Essential motorcycle laws in Florida
In Florida, many of the laws governing motorcycle safety gear permitted passengers and operations are governed by Florida Statutes 316.211. Even though Florida enacts many laws to protect motorcycle drivers, accidents still happen, and it’s usually the biker who suffers more severe injuries.
When the unthinkable happens, a Florida motorcycle accident lawyer can help you file a claim for damages.
A motorcycle endorsement on your driver’s license is required to operate a motorcycle in Florida.
Helmets are mandatory for all riders under 21, whether they’re the operator or a passenger.

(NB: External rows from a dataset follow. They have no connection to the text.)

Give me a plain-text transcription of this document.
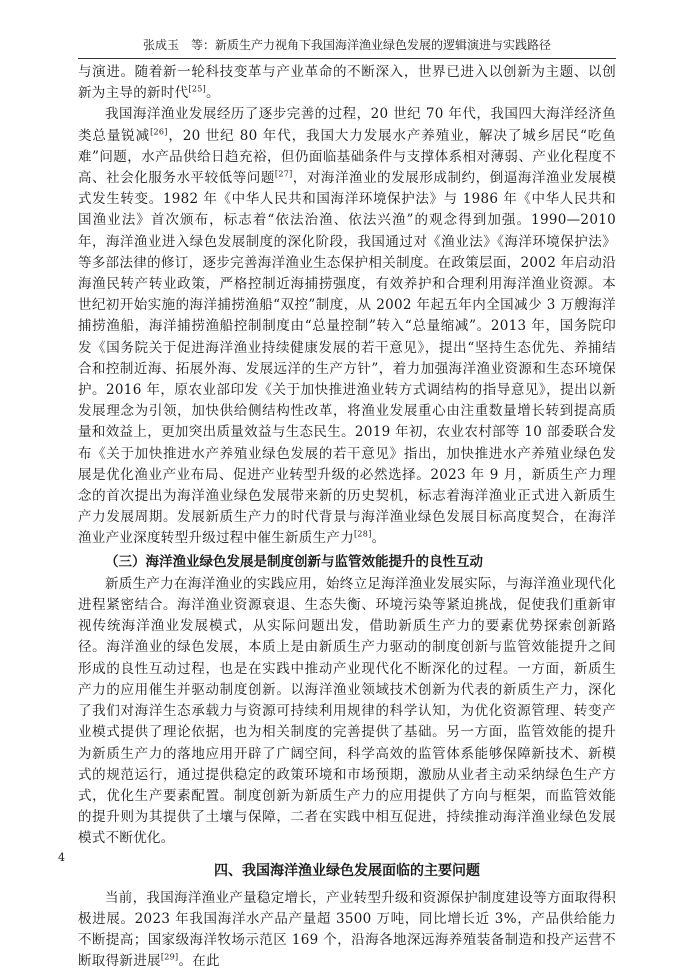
张成玉　等：新质生产力视角下我国海洋渔业绿色发展的逻辑演进与实践路径

与演进。随着新一轮科技变革与产业革命的不断深入，世界已进入以创新为主题、以创新为主导的新时代[25]。

我国海洋渔业发展经历了逐步完善的过程，20 世纪 70 年代，我国四大海洋经济鱼类总量锐减[26]，20 世纪 80 年代，我国大力发展水产养殖业，解决了城乡居民“吃鱼难”问题，水产品供给日趋充裕，但仍面临基础条件与支撑体系相对薄弱、产业化程度不高、社会化服务水平较低等问题[27]，对海洋渔业的发展形成制约，倒逼海洋渔业发展模式发生转变。1982 年《中华人民共和国海洋环境保护法》与 1986 年《中华人民共和国渔业法》首次颁布，标志着“依法治渔、依法兴渔”的观念得到加强。1990—2010 年，海洋渔业进入绿色发展制度的深化阶段，我国通过对《渔业法》《海洋环境保护法》等多部法律的修订，逐步完善海洋渔业生态保护相关制度。在政策层面，2002 年启动沿海渔民转产转业政策，严格控制近海捕捞强度，有效养护和合理利用海洋渔业资源。本世纪初开始实施的海洋捕捞渔船“双控”制度，从 2002 年起五年内全国减少 3 万艘海洋捕捞渔船，海洋捕捞渔船控制制度由“总量控制”转入“总量缩减”。2013 年，国务院印发《国务院关于促进海洋渔业持续健康发展的若干意见》，提出“坚持生态优先、养捕结合和控制近海、拓展外海、发展远洋的生产方针”，着力加强海洋渔业资源和生态环境保护。2016 年，原农业部印发《关于加快推进渔业转方式调结构的指导意见》，提出以新发展理念为引领，加快供给侧结构性改革，将渔业发展重心由注重数量增长转到提高质量和效益上，更加突出质量效益与生态民生。2019 年初，农业农村部等 10 部委联合发布《关于加快推进水产养殖业绿色发展的若干意见》指出，加快推进水产养殖业绿色发展是优化渔业产业布局、促进产业转型升级的必然选择。2023 年 9 月，新质生产力理念的首次提出为海洋渔业绿色发展带来新的历史契机，标志着海洋渔业正式进入新质生产力发展周期。发展新质生产力的时代背景与海洋渔业绿色发展目标高度契合，在海洋渔业产业深度转型升级过程中催生新质生产力[28]。

（三）海洋渔业绿色发展是制度创新与监管效能提升的良性互动

新质生产力在海洋渔业的实践应用，始终立足海洋渔业发展实际，与海洋渔业现代化进程紧密结合。海洋渔业资源衰退、生态失衡、环境污染等紧迫挑战，促使我们重新审视传统海洋渔业发展模式，从实际问题出发，借助新质生产力的要素优势探索创新路径。海洋渔业的绿色发展，本质上是由新质生产力驱动的制度创新与监管效能提升之间形成的良性互动过程，也是在实践中推动产业现代化不断深化的过程。一方面，新质生产力的应用催生并驱动制度创新。以海洋渔业领域技术创新为代表的新质生产力，深化了我们对海洋生态承载力与资源可持续利用规律的科学认知，为优化资源管理、转变产业模式提供了理论依据，也为相关制度的完善提供了基础。另一方面，监管效能的提升为新质生产力的落地应用开辟了广阔空间，科学高效的监管体系能够保障新技术、新模式的规范运行，通过提供稳定的政策环境和市场预期，激励从业者主动采纳绿色生产方式，优化生产要素配置。制度创新为新质生产力的应用提供了方向与框架，而监管效能的提升则为其提供了土壤与保障，二者在实践中相互促进，持续推动海洋渔业绿色发展模式不断优化。

四、我国海洋渔业绿色发展面临的主要问题

当前，我国海洋渔业产量稳定增长，产业转型升级和资源保护制度建设等方面取得积极进展。2023 年我国海洋水产品产量超 3500 万吨，同比增长近 3%，产品供给能力不断提高；国家级海洋牧场示范区 169 个，沿海各地深远海养殖装备制造和投产运营不断取得新进展[29]。在此

4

Riders 21 and older may choose not to wear a helmet, but they must carry insurance coverage specifically for injuries and damage caused in a motorcycle accident with a policy minimum of $10,000 to ride helmetless.
This policy is similar to Florida’s personal injury protection auto insurance requirement, but it specifically covers motorcycle accidents.
Mandatory eye protection
Eye protection like goggles or sunglasses (review the Florida Department of Transportation rules for eye protection) is required for all riders at all times.
Lane-splitting, the practice of driving between two lanes of stopped or slowed traffic, is illegal in Florida, as is passing in the same lane (also sometimes referred to as lane-splitting). Motorcyclists cannot overtake and pass a vehicle occupying the same lane within the same lane.
No more than two motorcycles riding abreast
Motorcycle drivers may not ride more than two abreast in the same lane, per Florida Statute 316.209(4).
Stunts are illegal
Motorcycle drivers must ride the bike astride and keep both wheels of the bike on the ground at all times unless road conditions cause the driver to momentarily lose contact with the surface. Stunting or driving the bike in any other manner is prohibited.
Speed racing or drag races, whether in a parking lot or on the road, are also prohibited, as are:
- Engaging in an acceleration contest
- Performing an exhibition of speed or attempting a speed record
- Participating in a test of physical endurance on a motorcycle
If a motorcycle driver wishes to carry a passenger, the bike must either have a specific passenger seat or be built with a seat for two. The seat must be permanent and attached, and only one other person is permitted on the bike in addition to the driver at any time.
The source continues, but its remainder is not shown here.